No, but there were three reasons:

1) There were more restrictions on travel. Most softball programs had no travel budget, so teams played in regionals close to home, except for Arizona or UCLA.
2) Back then, the NFCA (not the NCAA) was trying to make the sport more popular. (Remember that the SEC and the Big10 didn't have softball teams until the Title IX lawsuits started threatening their football programs.) So, the regionals and sectionals were set up so that a few lesser teams could make it to the CWS in an attempt to broaden the appeal of the sport.
3) The good ol' girls network (and Arizona) made sure that certain teams always went to the CWS.

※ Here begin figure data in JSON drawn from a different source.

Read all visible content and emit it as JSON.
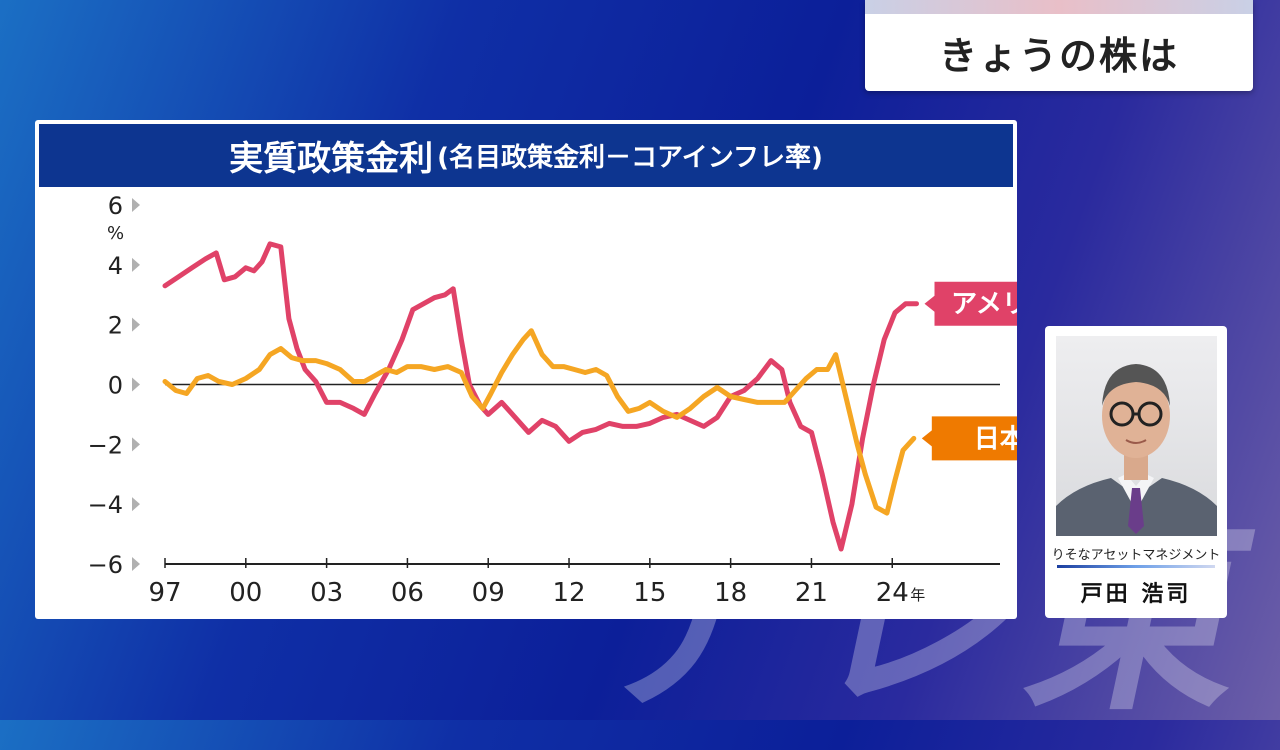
{
  "segment": {
    "title": "きょうの株は"
  },
  "watermark": "テレ東",
  "chart_data": {
    "type": "line",
    "title": "実質政策金利",
    "subtitle": "(名目政策金利－コアインフレ率)",
    "ylabel_unit": "%",
    "ylim": [
      -6,
      6
    ],
    "yticks": [
      6,
      4,
      2,
      0,
      -2,
      -4,
      -6
    ],
    "ytick_labels": [
      "6",
      "4",
      "2",
      "0",
      "−2",
      "−4",
      "−6"
    ],
    "xlim": [
      1997,
      2028
    ],
    "xticks": [
      1997,
      2000,
      2003,
      2006,
      2009,
      2012,
      2015,
      2018,
      2021,
      2024
    ],
    "xtick_labels": [
      "97",
      "00",
      "03",
      "06",
      "09",
      "12",
      "15",
      "18",
      "21",
      "24"
    ],
    "x_unit": "年",
    "zero_line": true,
    "series": [
      {
        "name": "アメリカ",
        "color": "#e04268",
        "points": [
          [
            1997.0,
            3.3
          ],
          [
            1997.5,
            3.6
          ],
          [
            1998.0,
            3.9
          ],
          [
            1998.5,
            4.2
          ],
          [
            1998.9,
            4.4
          ],
          [
            1999.2,
            3.5
          ],
          [
            1999.6,
            3.6
          ],
          [
            2000.0,
            3.9
          ],
          [
            2000.3,
            3.8
          ],
          [
            2000.6,
            4.1
          ],
          [
            2000.9,
            4.7
          ],
          [
            2001.3,
            4.6
          ],
          [
            2001.6,
            2.2
          ],
          [
            2001.9,
            1.2
          ],
          [
            2002.2,
            0.5
          ],
          [
            2002.6,
            0.1
          ],
          [
            2003.0,
            -0.6
          ],
          [
            2003.5,
            -0.6
          ],
          [
            2004.0,
            -0.8
          ],
          [
            2004.4,
            -1.0
          ],
          [
            2004.8,
            -0.3
          ],
          [
            2005.3,
            0.5
          ],
          [
            2005.8,
            1.5
          ],
          [
            2006.2,
            2.5
          ],
          [
            2006.6,
            2.7
          ],
          [
            2007.0,
            2.9
          ],
          [
            2007.4,
            3.0
          ],
          [
            2007.7,
            3.2
          ],
          [
            2008.0,
            1.5
          ],
          [
            2008.3,
            0.0
          ],
          [
            2008.7,
            -0.7
          ],
          [
            2009.0,
            -1.0
          ],
          [
            2009.5,
            -0.6
          ],
          [
            2010.0,
            -1.1
          ],
          [
            2010.5,
            -1.6
          ],
          [
            2011.0,
            -1.2
          ],
          [
            2011.5,
            -1.4
          ],
          [
            2012.0,
            -1.9
          ],
          [
            2012.5,
            -1.6
          ],
          [
            2013.0,
            -1.5
          ],
          [
            2013.5,
            -1.3
          ],
          [
            2014.0,
            -1.4
          ],
          [
            2014.5,
            -1.4
          ],
          [
            2015.0,
            -1.3
          ],
          [
            2015.5,
            -1.1
          ],
          [
            2016.0,
            -1.0
          ],
          [
            2016.5,
            -1.2
          ],
          [
            2017.0,
            -1.4
          ],
          [
            2017.5,
            -1.1
          ],
          [
            2018.0,
            -0.4
          ],
          [
            2018.5,
            -0.2
          ],
          [
            2019.0,
            0.2
          ],
          [
            2019.5,
            0.8
          ],
          [
            2019.9,
            0.5
          ],
          [
            2020.2,
            -0.6
          ],
          [
            2020.6,
            -1.4
          ],
          [
            2021.0,
            -1.6
          ],
          [
            2021.4,
            -3.0
          ],
          [
            2021.8,
            -4.6
          ],
          [
            2022.1,
            -5.5
          ],
          [
            2022.5,
            -4.0
          ],
          [
            2022.9,
            -1.8
          ],
          [
            2023.3,
            0.0
          ],
          [
            2023.7,
            1.5
          ],
          [
            2024.1,
            2.4
          ],
          [
            2024.5,
            2.7
          ],
          [
            2024.9,
            2.7
          ]
        ]
      },
      {
        "name": "日本",
        "color": "#f5a623",
        "points": [
          [
            1997.0,
            0.1
          ],
          [
            1997.4,
            -0.2
          ],
          [
            1997.8,
            -0.3
          ],
          [
            1998.2,
            0.2
          ],
          [
            1998.6,
            0.3
          ],
          [
            1999.0,
            0.1
          ],
          [
            1999.5,
            0.0
          ],
          [
            2000.0,
            0.2
          ],
          [
            2000.5,
            0.5
          ],
          [
            2000.9,
            1.0
          ],
          [
            2001.3,
            1.2
          ],
          [
            2001.7,
            0.9
          ],
          [
            2002.1,
            0.8
          ],
          [
            2002.6,
            0.8
          ],
          [
            2003.0,
            0.7
          ],
          [
            2003.5,
            0.5
          ],
          [
            2004.0,
            0.1
          ],
          [
            2004.4,
            0.1
          ],
          [
            2004.8,
            0.3
          ],
          [
            2005.2,
            0.5
          ],
          [
            2005.6,
            0.4
          ],
          [
            2006.0,
            0.6
          ],
          [
            2006.5,
            0.6
          ],
          [
            2007.0,
            0.5
          ],
          [
            2007.5,
            0.6
          ],
          [
            2008.0,
            0.4
          ],
          [
            2008.4,
            -0.4
          ],
          [
            2008.8,
            -0.8
          ],
          [
            2009.1,
            -0.3
          ],
          [
            2009.5,
            0.4
          ],
          [
            2009.9,
            1.0
          ],
          [
            2010.3,
            1.5
          ],
          [
            2010.6,
            1.8
          ],
          [
            2011.0,
            1.0
          ],
          [
            2011.4,
            0.6
          ],
          [
            2011.8,
            0.6
          ],
          [
            2012.2,
            0.5
          ],
          [
            2012.6,
            0.4
          ],
          [
            2013.0,
            0.5
          ],
          [
            2013.4,
            0.3
          ],
          [
            2013.8,
            -0.4
          ],
          [
            2014.2,
            -0.9
          ],
          [
            2014.6,
            -0.8
          ],
          [
            2015.0,
            -0.6
          ],
          [
            2015.5,
            -0.9
          ],
          [
            2016.0,
            -1.1
          ],
          [
            2016.5,
            -0.8
          ],
          [
            2017.0,
            -0.4
          ],
          [
            2017.5,
            -0.1
          ],
          [
            2018.0,
            -0.4
          ],
          [
            2018.5,
            -0.5
          ],
          [
            2019.0,
            -0.6
          ],
          [
            2019.5,
            -0.6
          ],
          [
            2020.0,
            -0.6
          ],
          [
            2020.4,
            -0.2
          ],
          [
            2020.8,
            0.2
          ],
          [
            2021.2,
            0.5
          ],
          [
            2021.6,
            0.5
          ],
          [
            2021.9,
            1.0
          ],
          [
            2022.3,
            -0.5
          ],
          [
            2022.7,
            -2.0
          ],
          [
            2023.0,
            -3.0
          ],
          [
            2023.4,
            -4.1
          ],
          [
            2023.8,
            -4.3
          ],
          [
            2024.1,
            -3.2
          ],
          [
            2024.4,
            -2.2
          ],
          [
            2024.8,
            -1.8
          ]
        ]
      }
    ]
  },
  "legend": {
    "us": "アメリカ",
    "jp": "日本"
  },
  "commentator": {
    "company": "りそなアセットマネジメント",
    "name": "戸田 浩司"
  }
}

For years, the CWS was composed of UCLA, Arizona, Michigan, South Carolina, Louisiana Southwest (now Louisiana Lafayette), Washington and two other teams. Usually, some team from the northwest would be there as well. (The Raybestos Brakettes had pull, believe it or not.)

Here is how it worked:

UCLA and Arizona were always ranked 1 and 2. The #2 team would host the "western" sectional. All the California teams would feed into that sectional. So the host would eliminate all the other California teams. The "other California teams" (Fresno State, UC Long Beach, etc.) were usually the best teams in the country after UCLA and Arizona, but they never got to go to the CWS.

The #1 team would head east and play in the midwest in some sectional that, somehow, never included Michigan. So, the #1 team, more or less, got a bye into the CWS.

UCLA and Arizona would then summarily destroy the other competition at the CWS and play against each other in a championship game that would end 1-0, usually in favor of UCLA.